Good travelers are made, not born
Learning how to be a good traveler takes time and experience, and it’s a life-long process. Whether you’re embarking on your first trip or already a seasoned globetrotter, there’s always more to know, always a breathtaking wonder of the world you’ve never seen waiting just over the horizon.
Only you can change your life. No one can do it for you.
This article is for beginning and experienced travelers: singles, doubles and various family combinations of all ages and sizes. That may seem like a diverse group to try and cover in just one site’s category, but I don’t think so. Most of us who catch the travel bug when we’re young end up becoming many different kinds of travelers in the course of a life-time. Yesterday’s crying baby on the plane is today’s embarrassed teenager on the family vacation who is very likely to become tomorrow’s parent with child in transit. And any traveler who’s come through all of those experiences with the love of travel intact has a great shot at becoming one of those cool senior citizen travelers who’s been all over the world and has a million interesting stories to tell. This post is for you — all of you. No matter what the demographic, travelers from all walk of life and levels of experience need to use common sense. I have learned a few things about the nature of it in the course of my travels. For starters:
- Common sense is an acquired skill (like traveling).
- It doesn’t matter if it’s acquired second hand (and it usually is).
- It doesn’t take up any extra space in your bag.

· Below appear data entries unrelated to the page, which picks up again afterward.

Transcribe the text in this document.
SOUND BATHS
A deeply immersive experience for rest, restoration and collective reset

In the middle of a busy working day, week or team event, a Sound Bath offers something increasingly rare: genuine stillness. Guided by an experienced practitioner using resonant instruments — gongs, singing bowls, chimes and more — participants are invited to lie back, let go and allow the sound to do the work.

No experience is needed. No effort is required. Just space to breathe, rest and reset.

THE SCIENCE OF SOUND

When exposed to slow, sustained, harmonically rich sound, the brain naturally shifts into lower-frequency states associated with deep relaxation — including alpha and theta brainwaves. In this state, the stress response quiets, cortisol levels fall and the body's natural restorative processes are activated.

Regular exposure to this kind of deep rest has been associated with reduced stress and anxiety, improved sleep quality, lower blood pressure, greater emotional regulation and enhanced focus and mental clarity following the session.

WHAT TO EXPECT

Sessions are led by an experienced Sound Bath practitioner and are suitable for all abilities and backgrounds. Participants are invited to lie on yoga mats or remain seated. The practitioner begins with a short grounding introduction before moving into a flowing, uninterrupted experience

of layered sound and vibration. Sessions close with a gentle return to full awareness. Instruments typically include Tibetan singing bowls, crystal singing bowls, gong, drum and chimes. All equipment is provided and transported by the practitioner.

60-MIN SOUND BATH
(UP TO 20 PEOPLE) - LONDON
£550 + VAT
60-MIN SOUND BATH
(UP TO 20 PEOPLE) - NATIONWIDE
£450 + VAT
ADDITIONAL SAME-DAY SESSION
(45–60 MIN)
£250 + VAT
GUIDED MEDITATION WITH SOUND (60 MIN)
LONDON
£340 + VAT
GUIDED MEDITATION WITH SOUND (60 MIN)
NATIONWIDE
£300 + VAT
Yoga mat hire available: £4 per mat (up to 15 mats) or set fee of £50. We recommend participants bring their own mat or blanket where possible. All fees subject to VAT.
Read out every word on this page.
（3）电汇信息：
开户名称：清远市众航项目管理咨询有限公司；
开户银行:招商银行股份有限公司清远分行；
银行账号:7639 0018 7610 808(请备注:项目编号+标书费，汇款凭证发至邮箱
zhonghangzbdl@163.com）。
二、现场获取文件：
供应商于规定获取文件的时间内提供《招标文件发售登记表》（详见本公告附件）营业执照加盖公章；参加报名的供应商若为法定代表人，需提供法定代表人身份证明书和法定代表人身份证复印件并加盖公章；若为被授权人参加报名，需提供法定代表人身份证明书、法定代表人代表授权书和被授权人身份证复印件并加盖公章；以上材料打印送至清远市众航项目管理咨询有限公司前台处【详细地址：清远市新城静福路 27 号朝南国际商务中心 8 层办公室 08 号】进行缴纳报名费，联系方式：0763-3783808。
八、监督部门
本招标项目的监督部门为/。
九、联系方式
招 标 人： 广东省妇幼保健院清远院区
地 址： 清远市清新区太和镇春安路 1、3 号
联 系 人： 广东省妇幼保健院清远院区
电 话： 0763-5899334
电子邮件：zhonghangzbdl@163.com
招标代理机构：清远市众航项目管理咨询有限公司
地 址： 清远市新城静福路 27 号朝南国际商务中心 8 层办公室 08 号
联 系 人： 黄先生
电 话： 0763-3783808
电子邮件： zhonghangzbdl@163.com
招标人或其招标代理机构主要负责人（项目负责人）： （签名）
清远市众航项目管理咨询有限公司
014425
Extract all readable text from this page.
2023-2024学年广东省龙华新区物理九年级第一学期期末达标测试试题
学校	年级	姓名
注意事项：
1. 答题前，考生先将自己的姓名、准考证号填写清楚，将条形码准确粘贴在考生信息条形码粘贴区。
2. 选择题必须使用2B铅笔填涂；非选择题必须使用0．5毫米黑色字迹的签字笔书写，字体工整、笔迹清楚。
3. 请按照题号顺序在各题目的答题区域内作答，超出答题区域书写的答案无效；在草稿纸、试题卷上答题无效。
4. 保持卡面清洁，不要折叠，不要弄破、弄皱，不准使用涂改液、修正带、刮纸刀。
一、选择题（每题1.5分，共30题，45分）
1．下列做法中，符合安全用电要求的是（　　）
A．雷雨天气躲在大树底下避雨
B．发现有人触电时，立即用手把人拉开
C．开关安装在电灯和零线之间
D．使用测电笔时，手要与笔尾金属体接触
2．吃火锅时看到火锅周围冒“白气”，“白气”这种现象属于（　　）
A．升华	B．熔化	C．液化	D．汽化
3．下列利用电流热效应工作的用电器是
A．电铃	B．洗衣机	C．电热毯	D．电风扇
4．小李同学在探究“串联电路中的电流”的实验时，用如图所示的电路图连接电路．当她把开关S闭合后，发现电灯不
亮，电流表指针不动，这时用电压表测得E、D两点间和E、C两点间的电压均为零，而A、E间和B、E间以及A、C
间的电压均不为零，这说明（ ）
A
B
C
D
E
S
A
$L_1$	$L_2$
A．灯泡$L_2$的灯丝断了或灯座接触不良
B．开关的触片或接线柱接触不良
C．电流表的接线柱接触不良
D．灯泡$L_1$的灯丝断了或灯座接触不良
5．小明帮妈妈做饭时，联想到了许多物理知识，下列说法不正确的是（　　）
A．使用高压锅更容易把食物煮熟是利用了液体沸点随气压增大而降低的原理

- It can save you a world of headaches.
I want to share a few tips and opinions with you and show you some good ways to maximize travel’s upside by minimizing its potential downside. Travel websites are supposed to encourage travel, but there’s no way to tell you how to avoid the pitfalls without discussing them honestly: the canceled flight, the lost reservation, the regrettable decision to order the special sauce, and other forms of unexpected “turbulence.” There are plenty of ways to keep such things from happening in the first place or at least to deal with them effectively when they catch you by surprise.
When we travel, we voyage into the unknown the interesting, the exciting and the unpredictable. It’s all part of the journey. And that’s usually a good thing. But when it’s not, try to remember this: Travel situations that aren’t the best experiences can be very helpful lessons learned after the fact. And they often make for the best stories. Of course, this type of optimism is cold comfort when you’re precariously seated in the restroom of a train traveling 60 mph over a rough section of track in southern France and you suddenly discover there’s no toilet paper. But we can learn valuable lessons from awkward experiences.
Tip: Always carry one of those travel-size packages of tissues with you especially when you travel by train. Stepping back from specifics for a moment, the guiding principle of traveling well is this: When it comes to encountering the unknown or the unexpected, the prepared traveler is much more likely to experience the joy of serendipity. Being a prepared traveler is more than just knowing what to pack and how to pack it up (although we’ll talk about that later). It’s knowing how to approach the many facets of travel with common sense, good humor and an independent spirit of adventure, regardless of your age, gender or family dynamics. Being well-prepared for your trip may not guarantee a smooth ride, but it’s the best way I know to steer clear of the bumps in the road.